I’ll examine this difference in this model with the passenger’s class as the variable.
modelclass <- glm(Survived ~ Pclass, family = binomial)
summary(modelclass)
##
## Call:
## glm(formula = Survived ~ Pclass, family = binomial)
##
## Deviance Residuals:
## Min 1Q Median 3Q Max
## -1.4533 -0.7399 -0.7399 0.9246 1.6908
##
## Coefficients:
## Estimate Std. Error z value Pr(>|z|)
## (Intercept) 0.6286 0.1548 4.061 4.88e-05 ***
## Pclass2 -0.7096 0.2171 -3.269 0.00108 **
## Pclass3 -1.7844 0.1986 -8.987 < 2e-16 ***
## ---
## Signif. codes: 0 '***' 0.001 '**' 0.01 '*' 0.05 '.' 0.1 ' ' 1
##
## (Dispersion parameter for binomial family taken to be 1)
##
## Null deviance: 960.90 on 711 degrees of freedom
## Residual deviance: 868.11 on 709 degrees of freedom
## AIC: 874.11
##
## Number of Fisher Scoring iterations: 4
coef(modelclass)
## (Intercept) Pclass2 Pclass3
## 0.6286087 -0.7095777 -1.7843794
The log odds for Pclass1 is built into the intercept. This is the only class that has positive log odds of surviving. With the other two classes, the log odds of survival decrease.

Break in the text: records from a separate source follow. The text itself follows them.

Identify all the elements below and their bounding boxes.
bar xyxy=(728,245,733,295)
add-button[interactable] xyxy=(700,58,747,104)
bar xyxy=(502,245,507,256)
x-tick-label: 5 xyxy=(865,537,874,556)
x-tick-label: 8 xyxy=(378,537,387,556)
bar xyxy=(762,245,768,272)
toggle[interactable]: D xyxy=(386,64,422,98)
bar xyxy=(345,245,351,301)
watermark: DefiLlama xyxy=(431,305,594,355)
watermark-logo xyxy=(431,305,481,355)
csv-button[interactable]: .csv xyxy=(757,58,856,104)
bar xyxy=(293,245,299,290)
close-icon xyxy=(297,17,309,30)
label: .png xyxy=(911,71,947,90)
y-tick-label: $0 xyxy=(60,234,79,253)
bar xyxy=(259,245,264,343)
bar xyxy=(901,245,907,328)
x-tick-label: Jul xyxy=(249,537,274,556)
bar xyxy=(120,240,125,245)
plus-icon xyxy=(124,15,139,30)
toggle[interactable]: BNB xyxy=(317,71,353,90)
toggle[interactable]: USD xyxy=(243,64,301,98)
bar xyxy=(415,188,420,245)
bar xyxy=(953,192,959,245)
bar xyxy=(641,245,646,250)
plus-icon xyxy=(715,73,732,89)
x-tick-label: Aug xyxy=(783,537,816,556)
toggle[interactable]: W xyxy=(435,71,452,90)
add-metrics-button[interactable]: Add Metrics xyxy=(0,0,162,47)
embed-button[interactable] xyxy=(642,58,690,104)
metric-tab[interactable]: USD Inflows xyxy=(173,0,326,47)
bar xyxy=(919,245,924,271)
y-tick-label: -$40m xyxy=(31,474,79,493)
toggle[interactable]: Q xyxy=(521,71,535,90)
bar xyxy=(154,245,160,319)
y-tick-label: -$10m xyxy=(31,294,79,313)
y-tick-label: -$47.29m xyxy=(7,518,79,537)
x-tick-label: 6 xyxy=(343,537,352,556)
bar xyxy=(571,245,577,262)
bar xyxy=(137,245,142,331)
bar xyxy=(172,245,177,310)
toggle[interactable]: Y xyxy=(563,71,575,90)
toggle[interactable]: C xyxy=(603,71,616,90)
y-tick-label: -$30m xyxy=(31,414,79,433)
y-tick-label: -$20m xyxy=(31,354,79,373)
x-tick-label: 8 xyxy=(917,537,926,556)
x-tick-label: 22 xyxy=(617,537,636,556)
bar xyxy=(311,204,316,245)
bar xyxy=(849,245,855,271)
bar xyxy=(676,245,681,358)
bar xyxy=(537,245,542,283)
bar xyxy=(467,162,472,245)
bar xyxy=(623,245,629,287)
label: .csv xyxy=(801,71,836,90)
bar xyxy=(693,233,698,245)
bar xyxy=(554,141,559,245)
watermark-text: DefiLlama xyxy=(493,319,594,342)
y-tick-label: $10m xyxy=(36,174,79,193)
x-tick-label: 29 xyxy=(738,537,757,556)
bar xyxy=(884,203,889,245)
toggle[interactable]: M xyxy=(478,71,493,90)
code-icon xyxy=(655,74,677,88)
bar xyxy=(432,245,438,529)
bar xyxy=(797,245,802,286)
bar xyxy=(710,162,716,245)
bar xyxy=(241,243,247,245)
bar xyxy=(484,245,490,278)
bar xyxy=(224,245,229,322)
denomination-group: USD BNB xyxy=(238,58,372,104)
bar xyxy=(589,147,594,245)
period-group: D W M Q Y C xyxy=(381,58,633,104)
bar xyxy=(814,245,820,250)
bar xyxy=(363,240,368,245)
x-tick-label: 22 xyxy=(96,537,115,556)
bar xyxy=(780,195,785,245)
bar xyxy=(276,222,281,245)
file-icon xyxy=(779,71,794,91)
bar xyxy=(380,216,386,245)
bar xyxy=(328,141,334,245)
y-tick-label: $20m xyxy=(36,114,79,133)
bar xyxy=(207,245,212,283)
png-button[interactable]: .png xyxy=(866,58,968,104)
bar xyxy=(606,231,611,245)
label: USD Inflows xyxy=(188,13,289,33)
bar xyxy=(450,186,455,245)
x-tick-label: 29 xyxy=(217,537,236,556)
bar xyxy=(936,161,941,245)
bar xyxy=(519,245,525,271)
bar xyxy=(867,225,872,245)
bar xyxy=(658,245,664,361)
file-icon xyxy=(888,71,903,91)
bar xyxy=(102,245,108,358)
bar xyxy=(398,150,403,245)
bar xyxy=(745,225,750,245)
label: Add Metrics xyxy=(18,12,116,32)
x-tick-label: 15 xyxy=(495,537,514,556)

The odds will help better illustrate this relationship in these class ranks.
exp(coef(modelclass))
## (Intercept) Pclass2 Pclass3
## 1.8750000 0.4918519 0.1679012
These are each the odds of survival for each of the three classes respectively.
Another way to intepret these odds is odd ratios
exp(coef(modelclass)[1])/exp(coef(modelclass)[2])
## (Intercept)
## 3.812123
The odds of a class 1 passenger surviving is 3.81 times the odds of a class 2 passenger surviving.
exp(coef(modelclass)[1])/exp(coef(modelclass)[3])
## (Intercept)
## 11.16728
Shockingly, a class 1 passenger has 11.2 times the odds of surviving when compared to a class 3 passenger.
The last thing I want to mention is how important the dplyr package is when it comes to logistic regression. The categorical predictor variables are much easier to interpret and understand, so mutating a quanitative variable into a binary or categorical variable can be quite useful.